Large LinkedIn sign at the company's San Francisco offices; LinkedIn is an American business and employment-oriented service and it owned by Microsoft
Image: Sundry Photography/Adobe Stock

LinkedIn and Microsoft took top spots as the most exploited brands in phishing attacks last quarter, Check Point Research reported on Tuesday. For the quarter, LinkedIn was seen in 45% of all phishing attempts, while Microsoft appeared in 13% of them. Other brands that popped up included DHL in 12% of the attacks, Amazon in 9%, and Apple in 3%. Adidas, Google, Netflix, Adobe and HSBC rounded out the top ten.

LinkedIn’s share of phishing attempts dropped from 52% in the first quarter, but the job networking site was still the number one most exploited brand. To trick LinkedIn users, attackers imitate the style of the actual company with emails that use such subject lines as “You appeared in 8 searches this week” or “You have one new message” or “I’d like to do business with you via LinkedIn.” Though the messages seem to come from LinkedIn, they originate from different addresses used by the scammers.

As the second most spoofed brand, Microsoft was seen in more than double the number of phishing attempts from the first quarter of the year. Given the company’s popularity among consumers and organizations, these attacks pose a risk to a wide variety of people. Once a scammer steals your Microsoft account credentials, they can access all the associated products and services you use, including Outlook, Teams and SharePoint.

SEE: Password breach: Why pop culture and passwords don’t mix (free PDF) (TechRepublic)
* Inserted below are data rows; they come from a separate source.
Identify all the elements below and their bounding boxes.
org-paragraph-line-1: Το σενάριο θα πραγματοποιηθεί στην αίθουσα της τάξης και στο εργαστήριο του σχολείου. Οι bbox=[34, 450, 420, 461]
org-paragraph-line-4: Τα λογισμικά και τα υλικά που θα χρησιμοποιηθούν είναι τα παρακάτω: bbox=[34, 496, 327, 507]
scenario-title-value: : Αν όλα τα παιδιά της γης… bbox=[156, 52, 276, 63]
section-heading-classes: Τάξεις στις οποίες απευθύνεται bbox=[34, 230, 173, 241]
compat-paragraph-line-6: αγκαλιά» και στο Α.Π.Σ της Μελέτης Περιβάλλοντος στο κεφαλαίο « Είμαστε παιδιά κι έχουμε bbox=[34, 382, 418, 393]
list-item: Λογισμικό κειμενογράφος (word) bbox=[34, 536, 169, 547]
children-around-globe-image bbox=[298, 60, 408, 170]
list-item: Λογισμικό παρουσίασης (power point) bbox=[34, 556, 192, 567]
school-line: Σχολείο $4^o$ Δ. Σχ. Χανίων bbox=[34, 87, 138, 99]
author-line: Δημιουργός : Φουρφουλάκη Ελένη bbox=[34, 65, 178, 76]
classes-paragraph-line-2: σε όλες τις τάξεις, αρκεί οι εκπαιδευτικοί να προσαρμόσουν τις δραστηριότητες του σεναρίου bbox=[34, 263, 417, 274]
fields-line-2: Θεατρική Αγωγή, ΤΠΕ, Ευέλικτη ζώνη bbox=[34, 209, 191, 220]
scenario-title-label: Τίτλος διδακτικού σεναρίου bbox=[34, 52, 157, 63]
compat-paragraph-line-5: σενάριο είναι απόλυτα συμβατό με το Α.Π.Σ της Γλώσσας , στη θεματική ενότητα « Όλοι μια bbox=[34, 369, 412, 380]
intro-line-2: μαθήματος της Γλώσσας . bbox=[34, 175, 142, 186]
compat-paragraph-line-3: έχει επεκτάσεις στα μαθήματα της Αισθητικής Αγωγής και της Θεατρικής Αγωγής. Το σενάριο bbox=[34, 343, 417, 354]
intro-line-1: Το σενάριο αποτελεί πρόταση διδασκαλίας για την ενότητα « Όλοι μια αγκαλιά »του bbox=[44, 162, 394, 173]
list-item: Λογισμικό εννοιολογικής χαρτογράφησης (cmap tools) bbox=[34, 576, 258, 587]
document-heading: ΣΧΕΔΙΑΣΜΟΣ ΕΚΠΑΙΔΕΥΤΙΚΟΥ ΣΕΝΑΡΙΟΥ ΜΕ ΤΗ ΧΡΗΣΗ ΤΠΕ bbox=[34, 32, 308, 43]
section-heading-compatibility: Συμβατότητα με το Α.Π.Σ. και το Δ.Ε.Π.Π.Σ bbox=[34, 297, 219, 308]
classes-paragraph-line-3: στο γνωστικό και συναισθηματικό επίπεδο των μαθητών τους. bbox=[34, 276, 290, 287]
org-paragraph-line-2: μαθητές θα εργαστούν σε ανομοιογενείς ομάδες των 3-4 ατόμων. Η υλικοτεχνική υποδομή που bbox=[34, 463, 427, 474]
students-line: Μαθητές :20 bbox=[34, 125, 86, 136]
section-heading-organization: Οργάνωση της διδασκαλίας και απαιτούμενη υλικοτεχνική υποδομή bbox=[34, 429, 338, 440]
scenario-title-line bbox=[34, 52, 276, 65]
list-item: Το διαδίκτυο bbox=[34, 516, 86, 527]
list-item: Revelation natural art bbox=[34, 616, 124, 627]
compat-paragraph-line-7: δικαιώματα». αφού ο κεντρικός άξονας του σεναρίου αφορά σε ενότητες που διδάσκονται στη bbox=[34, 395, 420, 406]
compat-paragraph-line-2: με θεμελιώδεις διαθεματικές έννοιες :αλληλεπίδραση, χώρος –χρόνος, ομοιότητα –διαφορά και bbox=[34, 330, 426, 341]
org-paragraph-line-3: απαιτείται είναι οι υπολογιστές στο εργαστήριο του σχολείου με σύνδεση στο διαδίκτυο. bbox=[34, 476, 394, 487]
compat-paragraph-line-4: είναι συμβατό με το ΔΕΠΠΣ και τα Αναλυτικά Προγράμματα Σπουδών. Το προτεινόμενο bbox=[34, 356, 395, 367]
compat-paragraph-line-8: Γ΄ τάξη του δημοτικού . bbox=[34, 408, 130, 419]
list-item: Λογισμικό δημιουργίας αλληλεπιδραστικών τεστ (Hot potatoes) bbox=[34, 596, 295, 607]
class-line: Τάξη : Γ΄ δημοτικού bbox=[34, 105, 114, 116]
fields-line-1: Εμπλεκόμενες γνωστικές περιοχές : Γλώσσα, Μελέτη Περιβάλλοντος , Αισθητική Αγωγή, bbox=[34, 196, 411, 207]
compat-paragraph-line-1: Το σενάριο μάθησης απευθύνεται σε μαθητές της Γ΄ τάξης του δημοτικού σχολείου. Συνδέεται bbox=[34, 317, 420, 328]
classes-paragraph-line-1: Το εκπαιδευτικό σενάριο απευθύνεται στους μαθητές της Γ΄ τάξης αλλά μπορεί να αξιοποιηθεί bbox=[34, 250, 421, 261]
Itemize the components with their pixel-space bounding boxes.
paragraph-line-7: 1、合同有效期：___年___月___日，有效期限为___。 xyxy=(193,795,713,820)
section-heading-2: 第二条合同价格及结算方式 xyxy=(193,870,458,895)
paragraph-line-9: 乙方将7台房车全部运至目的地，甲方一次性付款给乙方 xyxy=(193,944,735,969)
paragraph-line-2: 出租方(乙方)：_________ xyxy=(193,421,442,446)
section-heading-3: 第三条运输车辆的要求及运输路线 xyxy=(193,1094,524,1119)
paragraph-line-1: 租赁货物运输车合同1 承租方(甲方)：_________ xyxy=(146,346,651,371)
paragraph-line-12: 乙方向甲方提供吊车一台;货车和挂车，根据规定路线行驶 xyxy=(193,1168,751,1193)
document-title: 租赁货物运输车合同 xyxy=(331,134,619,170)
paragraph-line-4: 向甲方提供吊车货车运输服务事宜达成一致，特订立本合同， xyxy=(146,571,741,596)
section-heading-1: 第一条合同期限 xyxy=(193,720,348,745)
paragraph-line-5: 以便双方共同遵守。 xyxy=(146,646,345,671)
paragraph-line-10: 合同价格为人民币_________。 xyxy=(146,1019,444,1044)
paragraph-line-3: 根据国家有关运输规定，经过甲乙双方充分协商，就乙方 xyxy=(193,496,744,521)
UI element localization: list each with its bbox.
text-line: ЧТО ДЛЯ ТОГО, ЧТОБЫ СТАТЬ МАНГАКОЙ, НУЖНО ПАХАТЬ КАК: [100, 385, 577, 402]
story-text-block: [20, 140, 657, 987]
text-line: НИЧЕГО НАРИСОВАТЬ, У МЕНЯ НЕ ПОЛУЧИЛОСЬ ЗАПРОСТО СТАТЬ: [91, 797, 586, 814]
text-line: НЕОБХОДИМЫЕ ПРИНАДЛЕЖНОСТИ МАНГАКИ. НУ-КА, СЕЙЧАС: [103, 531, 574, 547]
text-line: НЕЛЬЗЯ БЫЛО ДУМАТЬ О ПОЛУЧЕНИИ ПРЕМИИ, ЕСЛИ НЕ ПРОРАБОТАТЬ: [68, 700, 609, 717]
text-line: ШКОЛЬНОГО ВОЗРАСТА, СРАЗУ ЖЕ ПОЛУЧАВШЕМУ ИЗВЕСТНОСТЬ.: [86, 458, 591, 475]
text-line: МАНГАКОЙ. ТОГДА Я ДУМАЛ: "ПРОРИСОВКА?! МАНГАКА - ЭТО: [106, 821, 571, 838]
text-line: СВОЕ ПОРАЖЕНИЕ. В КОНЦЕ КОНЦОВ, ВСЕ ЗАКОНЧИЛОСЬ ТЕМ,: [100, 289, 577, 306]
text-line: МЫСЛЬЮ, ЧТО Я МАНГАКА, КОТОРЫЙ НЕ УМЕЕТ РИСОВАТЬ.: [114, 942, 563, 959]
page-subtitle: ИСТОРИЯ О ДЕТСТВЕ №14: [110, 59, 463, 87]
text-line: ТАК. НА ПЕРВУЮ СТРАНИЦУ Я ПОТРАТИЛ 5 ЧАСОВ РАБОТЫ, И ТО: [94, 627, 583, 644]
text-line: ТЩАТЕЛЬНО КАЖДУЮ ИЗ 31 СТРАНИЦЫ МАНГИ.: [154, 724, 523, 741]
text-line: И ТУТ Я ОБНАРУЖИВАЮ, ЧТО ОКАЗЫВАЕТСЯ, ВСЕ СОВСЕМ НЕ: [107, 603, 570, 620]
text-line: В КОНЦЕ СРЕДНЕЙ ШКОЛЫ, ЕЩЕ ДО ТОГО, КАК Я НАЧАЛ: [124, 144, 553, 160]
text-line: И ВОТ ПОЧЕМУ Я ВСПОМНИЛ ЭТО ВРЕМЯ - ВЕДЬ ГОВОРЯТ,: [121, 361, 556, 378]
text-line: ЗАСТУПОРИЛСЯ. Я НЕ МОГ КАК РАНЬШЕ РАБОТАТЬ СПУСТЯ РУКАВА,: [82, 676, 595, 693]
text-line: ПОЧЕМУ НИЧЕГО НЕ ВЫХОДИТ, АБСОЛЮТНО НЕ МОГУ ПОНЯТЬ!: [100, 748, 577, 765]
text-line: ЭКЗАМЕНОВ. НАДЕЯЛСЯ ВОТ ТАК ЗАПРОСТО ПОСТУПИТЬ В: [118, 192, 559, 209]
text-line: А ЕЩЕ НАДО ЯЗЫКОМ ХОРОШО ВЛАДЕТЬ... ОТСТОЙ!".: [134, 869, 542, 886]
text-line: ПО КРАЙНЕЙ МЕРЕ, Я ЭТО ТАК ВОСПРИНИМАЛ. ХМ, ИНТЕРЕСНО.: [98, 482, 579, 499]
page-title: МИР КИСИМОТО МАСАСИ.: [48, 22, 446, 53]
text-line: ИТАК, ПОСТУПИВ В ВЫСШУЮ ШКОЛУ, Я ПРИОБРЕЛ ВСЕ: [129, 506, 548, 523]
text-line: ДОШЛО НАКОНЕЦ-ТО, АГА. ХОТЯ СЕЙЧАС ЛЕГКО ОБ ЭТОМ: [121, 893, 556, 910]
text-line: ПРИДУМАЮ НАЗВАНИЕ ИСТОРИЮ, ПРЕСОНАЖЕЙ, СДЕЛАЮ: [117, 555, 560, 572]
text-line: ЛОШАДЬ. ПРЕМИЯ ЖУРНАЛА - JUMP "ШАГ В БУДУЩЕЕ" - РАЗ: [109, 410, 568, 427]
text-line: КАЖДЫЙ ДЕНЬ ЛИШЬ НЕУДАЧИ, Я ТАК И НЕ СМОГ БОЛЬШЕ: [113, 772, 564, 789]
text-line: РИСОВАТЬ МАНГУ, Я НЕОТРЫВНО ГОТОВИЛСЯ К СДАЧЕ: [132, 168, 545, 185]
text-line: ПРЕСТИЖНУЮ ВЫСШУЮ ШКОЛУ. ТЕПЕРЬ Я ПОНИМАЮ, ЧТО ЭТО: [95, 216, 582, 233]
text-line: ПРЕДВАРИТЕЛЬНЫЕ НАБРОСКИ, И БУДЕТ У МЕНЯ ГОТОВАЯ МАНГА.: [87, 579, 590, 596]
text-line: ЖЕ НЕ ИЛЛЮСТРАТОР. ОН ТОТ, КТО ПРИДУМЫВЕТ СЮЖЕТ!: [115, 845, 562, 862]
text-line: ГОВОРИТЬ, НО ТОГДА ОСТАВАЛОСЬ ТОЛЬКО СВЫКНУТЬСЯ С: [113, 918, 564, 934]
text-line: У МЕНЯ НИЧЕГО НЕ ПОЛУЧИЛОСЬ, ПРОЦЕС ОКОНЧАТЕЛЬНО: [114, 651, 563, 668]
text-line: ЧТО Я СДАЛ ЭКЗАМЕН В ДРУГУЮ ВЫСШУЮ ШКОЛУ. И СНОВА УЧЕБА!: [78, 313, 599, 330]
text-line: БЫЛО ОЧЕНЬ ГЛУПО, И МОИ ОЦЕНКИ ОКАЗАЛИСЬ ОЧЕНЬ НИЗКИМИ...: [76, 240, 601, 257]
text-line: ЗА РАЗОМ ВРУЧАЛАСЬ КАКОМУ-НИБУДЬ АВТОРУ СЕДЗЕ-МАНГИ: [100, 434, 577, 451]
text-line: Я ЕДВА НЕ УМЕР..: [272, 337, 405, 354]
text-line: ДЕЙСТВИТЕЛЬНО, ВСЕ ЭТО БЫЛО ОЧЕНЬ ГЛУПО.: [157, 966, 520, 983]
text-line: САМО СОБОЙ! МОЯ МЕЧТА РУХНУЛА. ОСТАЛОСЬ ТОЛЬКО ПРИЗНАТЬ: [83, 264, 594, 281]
In one example analyzed by Check Point, a phishing email spoofing LinkedIn imitated the site’s branding with an email address claiming to be from LinkedIn Security. Using a subject line of “LinkedIn Notice!!!,” the message tried to convince the recipient to click on a link under the pretext of updating their LinkedIn account information. In actuality, the link led the victim to a malicious webpage that asked for their account credentials, which were then captured by the attackers (Figure A).

Figure A

Image: Lance Whitney/TechRepublic.

Another phishing campaign spotted by Check Point tried to steal the user’s Outlook account details. Sent from an address named “Outlook OWA,” the message sported a subject line of “[Action Required] Final Reminder – Verify your OWA Account now.” Clicking on the link contained in the email redirected the user to a phony Outlook login page where their account credentials were then captured (Figure B).

Figure B

Image: Lance Whitney/TechRepublic.

How to defend against phishing attempts

To protect yourself and your fellow employees from these types of phishing attacks, Check Point Software Field CISO Pete Nicoletti offers the following tips:

Think before you click on links or attachments in emails

Be wary of emails that claim to be from LinkedIn, Microsoft, Amazon or other popular companies, especially if they sport such subject lines as “Package Delivery Status” or “We owe you a credit.” Instead of responding to the message or clicking any links provided, log into the company’s real website with your account and directly check for refunds, shipping status and other updates.

Turn to multi-factor authentication

Enable MFA for all your important financial and shopping accounts as well as your email administration. Make sure you’re set up to receive text messages or email notifying you of password changes to any of your accounts.

Use strong passwords

Rely on a good password manager to keep your passwords organized. Use the password manager on your PC, phone and laptop so that your passwords are synced and available on any of your devices. Enter your email address at the Have I been pwned website to see if you’ve been caught in any data breaches.

Keep all your devices updated

Make sure your PC and phone are fully patched and updated. Use reliable antivirus software and regularly scan for malware and other threats.